The 72-page report, Teens of the Tobacco Fields: Child Labor in United States Tobacco Farming, documents the harm caused to 16- and 17-year-olds who work long hours as hired laborers on US tobacco farms, exposed to nicotine, toxic pesticides, and extreme heat.
Nearly all of the teenagers interviewed are said to have suffered symptoms consistent with acute nicotine poisoning – nausea, vomiting, headaches, or dizziness – while working on tobacco farms.
“Teenage children too young to legally buy a pack of cigarettes are getting exposed to nicotine while they work on US tobacco farms,” said Margaret Wurth, children’s rights researcher at Human Rights Watch and co-author of the report. “The US government and tobacco companies should protect everyone under 18 from hazardous work in tobacco farming.”
Some US-based tobacco companies and growers groups took action in 2014 to ban employing children under 16 to work in tobacco farming, but excluded older teens from their policies. But Human Rights Watch says that 16- and 17-year-olds are still highly vulnerable to the effects of nicotine and pesticides, and that they too deserve protection.
Human Rights Watch conducted field research for the report in July in eastern North Carolina where it interviewed 26 children aged 16 and 17, as well as parents, experts in farm-worker and adolescent health, and tobacco growers.
Almost all of the teenagers who spoke to Human Rights Watch worked 11 or 12 hours a day in extreme heat, without suitable protective equipment, inconsistent access to toilets, and no place to wash their hands. Very few had been given any safety training or health education about the hazards of tobacco farming.
The report follows up on research published by Human Rights Watch in 2014 documenting hazardous child labor in US tobacco farming, including interviews with 141 child workers, aged 7 to 17, in four US states.
US laws and regulations offer less protection than most tobacco company policies on young people working in tobacco farming. Under US labor law, it is legal to hire 12-year-olds to work unlimited hours outside of school on a tobacco farm of any size with parental permission, and there is no minimum age for children to work on small tobacco farms or farms owned and operated by family members.

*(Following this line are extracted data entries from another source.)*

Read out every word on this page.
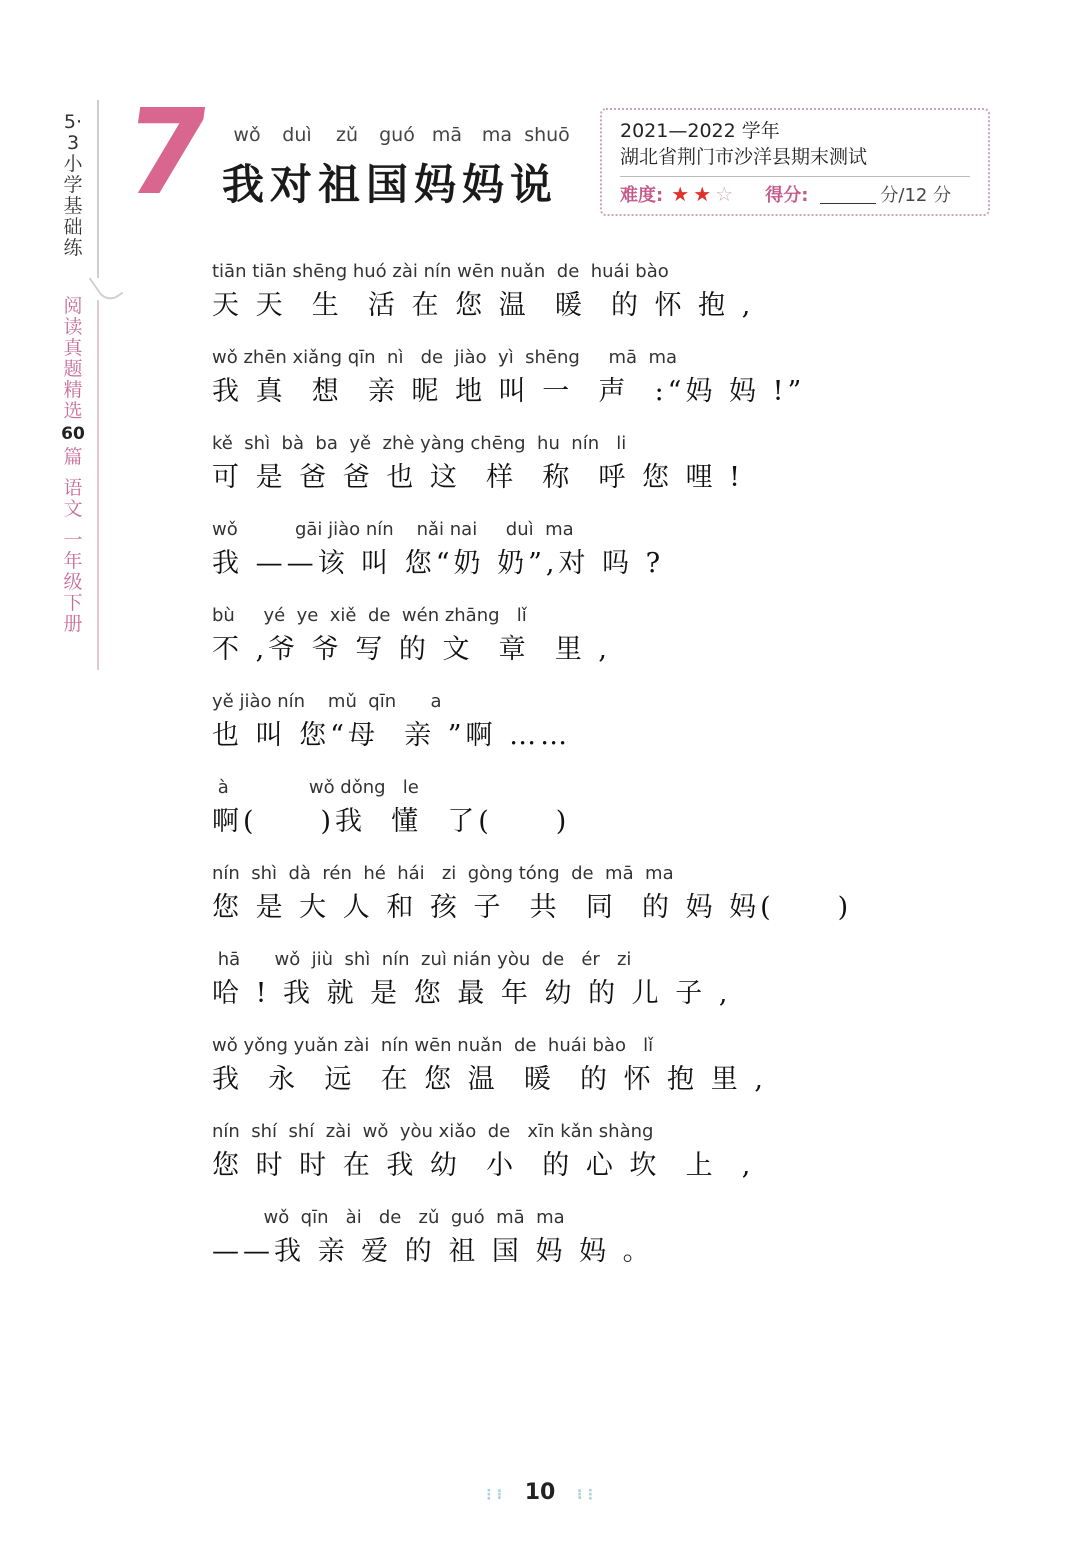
5·3小学基础练
阅 读 真 题 精 选
60
篇
语文
一年级下册
7 wǒ	duì	zǔ	guó mā	ma shuō
我对祖国妈妈说
2021—2022 学年
湖北省荆门市沙洋县期末测试
难度: ★ ★ ☆ 得分:	分/12 分
tiān tiān shēng huó zài nín wēn nuǎn  de  huái bào
天 天  生  活 在 您 温  暖  的 怀 抱 ,
wǒ zhēn xiǎng qīn  nì   de  jiào  yì  shēng     mā  ma
我 真  想  亲 昵 地 叫 一  声  :“妈 妈 !”
kě  shì  bà  ba  yě  zhè yàng chēng  hu  nín   li
可 是 爸 爸 也 这  样  称  呼 您 哩 !
wǒ          gāi jiào nín    nǎi nai     duì  ma
我 ——该 叫 您“奶 奶”,对 吗 ?
bù     yé  ye  xiě  de  wén zhāng   lǐ
不 ,爷 爷 写 的 文  章  里 ,
yě jiào nín    mǔ  qīn      a
也 叫 您“母  亲 ”啊 ……
à              wǒ dǒng   le
啊(     )我  懂  了(     )
nín  shì  dà  rén  hé  hái   zi  gòng tóng  de  mā  ma
您 是 大 人 和 孩 子  共  同  的 妈 妈(     )
hā      wǒ  jiù  shì  nín  zuì nián yòu  de   ér   zi
哈 ! 我 就 是 您 最 年 幼 的 儿 子 ,
wǒ yǒng yuǎn zài  nín wēn nuǎn  de  huái bào   lǐ
我  永  远  在 您 温  暖  的 怀 抱 里 ,
nín  shí  shí  zài  wǒ  yòu xiǎo  de   xīn kǎn shàng
您 时 时 在 我 幼  小  的 心 坎  上  ,
wǒ  qīn   ài   de   zǔ  guó  mā  ma
——我 亲 爱 的 祖 国 妈 妈 。
⋮⁝ 10 ⁝⋮
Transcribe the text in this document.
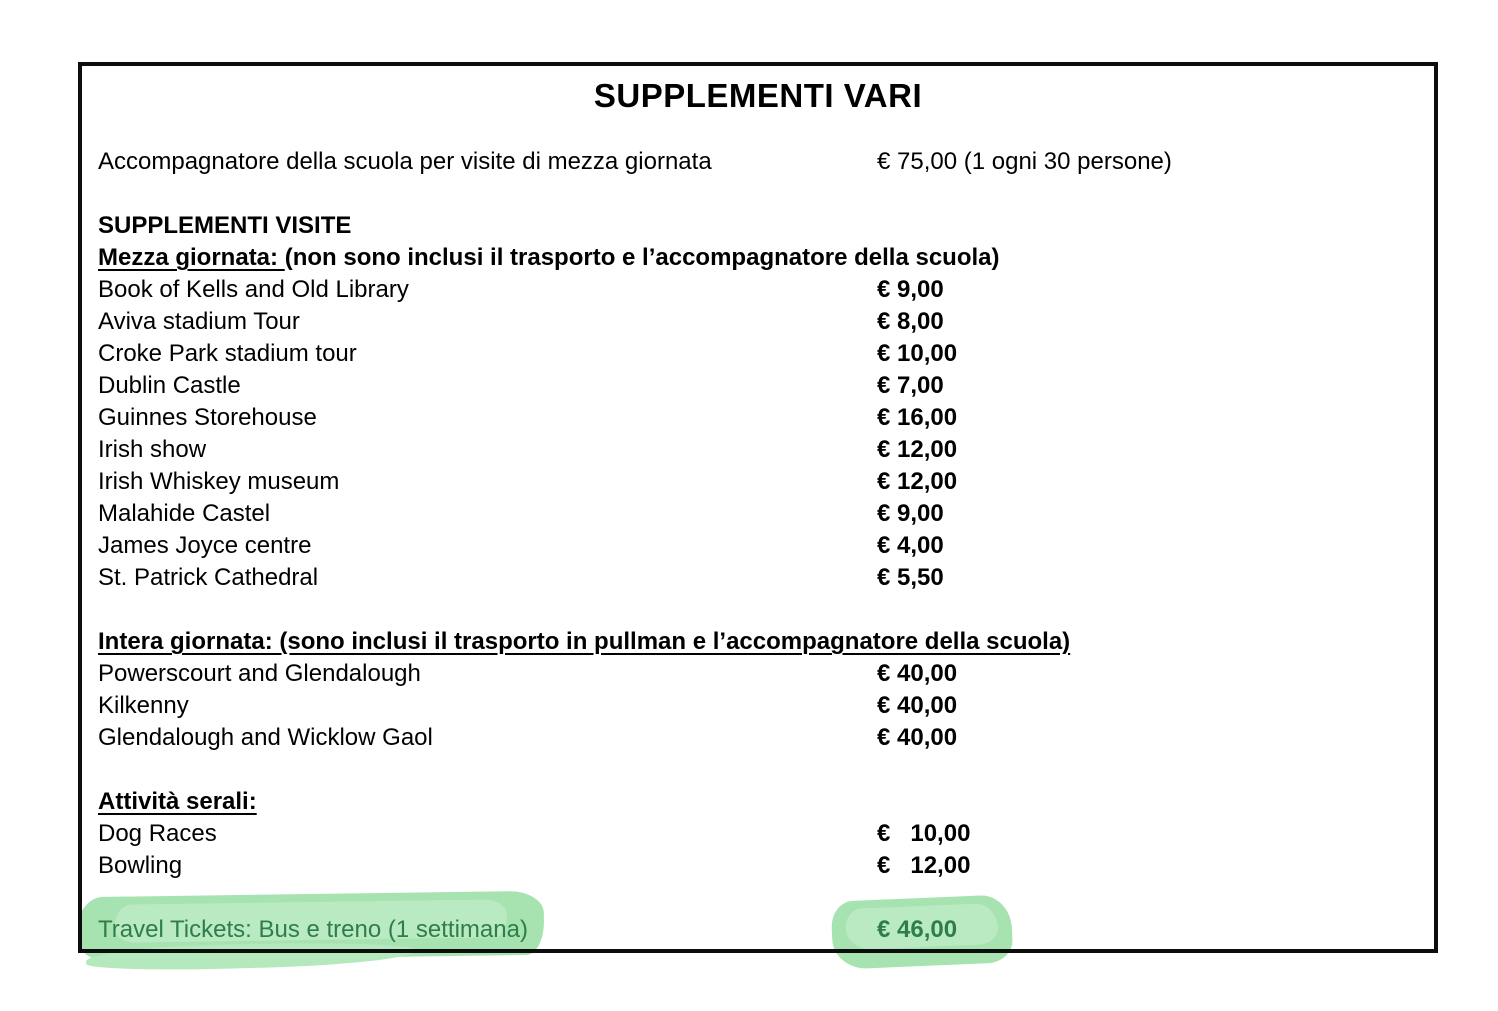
SUPPLEMENTI VARI
Accompagnatore della scuola per visite di mezza giornata	€ 75,00 (1 ogni 30 persone)
SUPPLEMENTI VISITE
Mezza giornata: (non sono inclusi il trasporto e l’accompagnatore della scuola)
Book of Kells and Old Library	€ 9,00
Aviva stadium Tour	€ 8,00
Croke Park stadium tour	€ 10,00
Dublin Castle	€ 7,00
Guinnes Storehouse	€ 16,00
Irish show	€ 12,00
Irish Whiskey museum	€ 12,00
Malahide Castel	€ 9,00
James Joyce centre	€ 4,00
St. Patrick Cathedral	€ 5,50
Intera giornata: (sono inclusi il trasporto in pullman e l’accompagnatore della scuola)
Powerscourt and Glendalough	€ 40,00
Kilkenny	€ 40,00
Glendalough and Wicklow Gaol	€ 40,00
Attività serali:
Dog Races	€   10,00
Bowling	€   12,00
Travel Tickets: Bus e treno (1 settimana)	€ 46,00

Under international law, the US is obligated to take immediate action to eliminate hazardous labor for those under 18, including any work that is likely to harm their health or safety. Tobacco companies, for their part, have a responsibility to work to prevent and eliminate serious human rights problems in their supply chains.
A bill introduced by Senator Richard Durbin and Representative David Cicilline would ban hiring anyone under 18 to work in direct contact with tobacco, but the bill has not been brought for a vote in either house of Congress.
“The US government needs to do much more to protect child workers from the dangers of tobacco farming,” Wurth said. “The US government and Congress should take urgent action to ban everyone under 18 from hazardous work on tobacco farms.”